All of the cockpit instruments and avionics were destroyed. Pieces of instruments were found scattered throughout the debris field. The airplane's ELT was destroyed; numerous pieces of its orange plastic case and internal circuit board components were found scattered in the debris field.
The engine sustained severe impact damage. The crankshaft was broken off about 3.5 inches inside the nose case, a piece of the nose case was broken out, and the front thrust bearing was partially extruded, bent and deformed. All accessories and the oil sump were stripped from the engine. The cylinder heads of the right side cylinders (#1 and #3) were destroyed; the impact crush angle measured at the lower #1 cylinder barrel was 39 degrees. Two 3/8-inch holes were bored into the top of the case to allow access for borescope inspection. No internal defects were noted.
The propeller was separated from the engine, and both blades were separated from the propeller hub. The hub was broken into pieces; the separated forward portion of the engine crankshaft remained bolted to one of the pieces. The propeller blades were marked A and B for identification. The tip of Blade A was curled back and displayed chordwise scratches and gouging. A short section of the blade's tip was broken off; this section was not recovered.
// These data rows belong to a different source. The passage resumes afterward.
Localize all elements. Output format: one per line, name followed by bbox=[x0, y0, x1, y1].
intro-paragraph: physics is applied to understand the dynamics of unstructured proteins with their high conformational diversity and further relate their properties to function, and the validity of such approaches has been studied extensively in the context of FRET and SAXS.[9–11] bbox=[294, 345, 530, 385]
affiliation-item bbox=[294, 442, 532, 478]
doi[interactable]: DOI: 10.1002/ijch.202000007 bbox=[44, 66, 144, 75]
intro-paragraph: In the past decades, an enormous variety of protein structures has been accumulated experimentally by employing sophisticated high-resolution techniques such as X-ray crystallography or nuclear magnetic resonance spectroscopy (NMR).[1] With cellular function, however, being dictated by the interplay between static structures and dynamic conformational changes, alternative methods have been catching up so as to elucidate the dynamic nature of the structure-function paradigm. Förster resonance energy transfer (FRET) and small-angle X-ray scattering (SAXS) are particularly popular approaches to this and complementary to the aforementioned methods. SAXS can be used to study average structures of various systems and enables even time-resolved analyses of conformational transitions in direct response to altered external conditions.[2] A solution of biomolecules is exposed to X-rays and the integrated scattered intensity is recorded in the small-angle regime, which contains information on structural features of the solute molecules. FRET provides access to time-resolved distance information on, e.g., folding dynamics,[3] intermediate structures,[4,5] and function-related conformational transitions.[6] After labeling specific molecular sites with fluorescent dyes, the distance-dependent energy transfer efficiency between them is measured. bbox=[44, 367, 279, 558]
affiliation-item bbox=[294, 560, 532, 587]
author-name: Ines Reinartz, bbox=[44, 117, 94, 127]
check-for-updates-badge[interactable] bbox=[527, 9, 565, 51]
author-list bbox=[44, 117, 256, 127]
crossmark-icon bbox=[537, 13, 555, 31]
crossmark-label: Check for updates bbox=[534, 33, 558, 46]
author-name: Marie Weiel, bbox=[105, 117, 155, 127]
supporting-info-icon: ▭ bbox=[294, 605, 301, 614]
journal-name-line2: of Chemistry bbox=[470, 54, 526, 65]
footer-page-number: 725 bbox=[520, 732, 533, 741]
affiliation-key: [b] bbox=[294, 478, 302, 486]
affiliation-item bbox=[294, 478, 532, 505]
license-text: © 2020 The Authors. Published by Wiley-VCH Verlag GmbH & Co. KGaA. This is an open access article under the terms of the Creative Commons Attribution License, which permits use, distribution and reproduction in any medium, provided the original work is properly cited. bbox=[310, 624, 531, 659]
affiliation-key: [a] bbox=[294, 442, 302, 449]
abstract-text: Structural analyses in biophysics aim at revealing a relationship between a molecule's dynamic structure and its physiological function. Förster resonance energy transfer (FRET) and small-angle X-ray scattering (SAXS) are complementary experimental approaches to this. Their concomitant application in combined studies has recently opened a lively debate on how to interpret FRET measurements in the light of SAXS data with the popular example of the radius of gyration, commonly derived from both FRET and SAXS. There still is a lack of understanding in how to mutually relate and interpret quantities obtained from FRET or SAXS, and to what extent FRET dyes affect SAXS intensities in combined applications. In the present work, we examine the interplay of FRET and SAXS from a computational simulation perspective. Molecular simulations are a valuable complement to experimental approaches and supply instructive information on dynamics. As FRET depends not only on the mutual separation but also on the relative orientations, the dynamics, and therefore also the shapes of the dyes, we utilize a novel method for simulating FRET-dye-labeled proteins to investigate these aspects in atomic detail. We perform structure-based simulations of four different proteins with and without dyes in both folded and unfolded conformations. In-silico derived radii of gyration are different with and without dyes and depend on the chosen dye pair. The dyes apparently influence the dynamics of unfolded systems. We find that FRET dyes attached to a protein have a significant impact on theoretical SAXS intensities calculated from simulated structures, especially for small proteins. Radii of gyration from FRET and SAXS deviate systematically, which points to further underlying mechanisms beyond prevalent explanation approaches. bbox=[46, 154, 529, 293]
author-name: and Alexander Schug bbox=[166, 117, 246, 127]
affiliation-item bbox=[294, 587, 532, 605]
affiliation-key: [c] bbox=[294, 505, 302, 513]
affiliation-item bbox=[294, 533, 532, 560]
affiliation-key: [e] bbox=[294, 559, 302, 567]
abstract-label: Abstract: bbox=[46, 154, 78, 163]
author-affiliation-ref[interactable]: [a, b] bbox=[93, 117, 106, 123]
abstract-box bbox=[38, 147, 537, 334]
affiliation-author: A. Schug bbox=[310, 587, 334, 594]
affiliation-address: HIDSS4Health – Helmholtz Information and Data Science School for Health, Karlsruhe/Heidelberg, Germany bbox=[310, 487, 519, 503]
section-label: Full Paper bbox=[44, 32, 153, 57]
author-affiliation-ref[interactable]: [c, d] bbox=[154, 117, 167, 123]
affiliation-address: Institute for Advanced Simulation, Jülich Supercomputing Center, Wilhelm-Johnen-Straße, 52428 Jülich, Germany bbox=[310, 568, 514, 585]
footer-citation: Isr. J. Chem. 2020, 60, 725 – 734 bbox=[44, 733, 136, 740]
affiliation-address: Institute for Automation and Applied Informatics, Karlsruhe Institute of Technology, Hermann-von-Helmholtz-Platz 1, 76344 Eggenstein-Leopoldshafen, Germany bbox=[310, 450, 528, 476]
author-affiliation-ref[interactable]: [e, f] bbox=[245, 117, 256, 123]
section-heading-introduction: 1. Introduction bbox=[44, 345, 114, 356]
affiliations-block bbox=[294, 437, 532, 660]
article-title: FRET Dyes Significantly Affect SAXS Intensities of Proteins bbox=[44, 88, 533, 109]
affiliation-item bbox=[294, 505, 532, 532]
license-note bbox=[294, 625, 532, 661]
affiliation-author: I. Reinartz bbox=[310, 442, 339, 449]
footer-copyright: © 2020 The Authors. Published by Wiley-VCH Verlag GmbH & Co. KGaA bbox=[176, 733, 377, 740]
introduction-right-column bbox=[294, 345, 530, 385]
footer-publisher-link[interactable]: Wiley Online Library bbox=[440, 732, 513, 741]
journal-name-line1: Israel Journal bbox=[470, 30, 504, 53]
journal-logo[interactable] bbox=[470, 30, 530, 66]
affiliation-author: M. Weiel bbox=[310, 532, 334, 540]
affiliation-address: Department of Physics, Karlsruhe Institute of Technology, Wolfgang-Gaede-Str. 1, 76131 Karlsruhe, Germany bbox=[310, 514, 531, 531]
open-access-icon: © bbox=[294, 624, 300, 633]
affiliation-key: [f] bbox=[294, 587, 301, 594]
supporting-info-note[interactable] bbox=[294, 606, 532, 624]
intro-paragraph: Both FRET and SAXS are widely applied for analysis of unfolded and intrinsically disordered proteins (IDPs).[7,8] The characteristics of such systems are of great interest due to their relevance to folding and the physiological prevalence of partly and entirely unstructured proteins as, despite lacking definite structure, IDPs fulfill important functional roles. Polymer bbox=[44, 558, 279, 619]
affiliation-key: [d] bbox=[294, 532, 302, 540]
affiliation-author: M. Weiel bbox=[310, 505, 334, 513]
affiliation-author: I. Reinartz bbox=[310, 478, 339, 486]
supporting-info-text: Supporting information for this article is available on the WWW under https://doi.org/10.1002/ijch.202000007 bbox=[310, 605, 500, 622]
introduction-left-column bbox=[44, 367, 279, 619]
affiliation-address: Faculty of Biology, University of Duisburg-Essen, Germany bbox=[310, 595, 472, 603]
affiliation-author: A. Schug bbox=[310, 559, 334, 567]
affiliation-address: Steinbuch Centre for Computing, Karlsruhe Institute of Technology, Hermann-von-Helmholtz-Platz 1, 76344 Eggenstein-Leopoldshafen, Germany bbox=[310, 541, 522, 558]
Blade B displayed "S" bending and deep gouging to its entire leading edge. A 3-inch section of the blade's tip was broken off; this section was recovered.
Small bone fragments were recovered at the accident site; however, none of the fragments could be definitively identified as human. On October 29, 2008, law enforcement personnel returned to the area where the pilot's personal effects were found to search for human remains and evidence as to the identity of any remains. They found skeletal fragments, a pair of tennis shoes, clothing, credit cards and the pilot's driver's license. DNA testing performed by a California Department of Justice laboratory on two of the recovered skeletal fragments determined that they were from the pilot. A postmortem examination of the skeletal fragments was performed under the auspices of the Madera County Sheriff's Department. The cause of death was determined to be multiple traumatic injuries.
After the wreckage was discovered, radar tracks identified during the original search were reviewed. A radar track beginning at 0907 and terminating at 0927 showed a target flying southbound following the crest of the Sierra Nevada Mountains. The track started about 35 miles south-southwest of the departure airport, roughly paralleled Highway 395, offset about 10 miles to the west of the highway, and ended about 1 mile northwest of the accident site. The first few minutes of the track consisted of beacon code 1200 returns with Mode C altitudes of 14,500 to 14,900 feet. The remainder of the track consisted of primary returns with no altitude information.
Early in the original search, this track was eliminated as a possibility, as its time did not agree with the time of a witness sighting that was believed to be accurate. The witness sighting was that of the Flying M employee who observed the airplane approximately 9 miles south of the departure airstrip. Initially, the time of this sighting was believed to be 0925 to 0935; however, it was later determined that the time of the witness sighting was actually 0825 to 0835.
The California Wing of the CAP reported that the area where the wreckage was located had been searched once by air during the original search.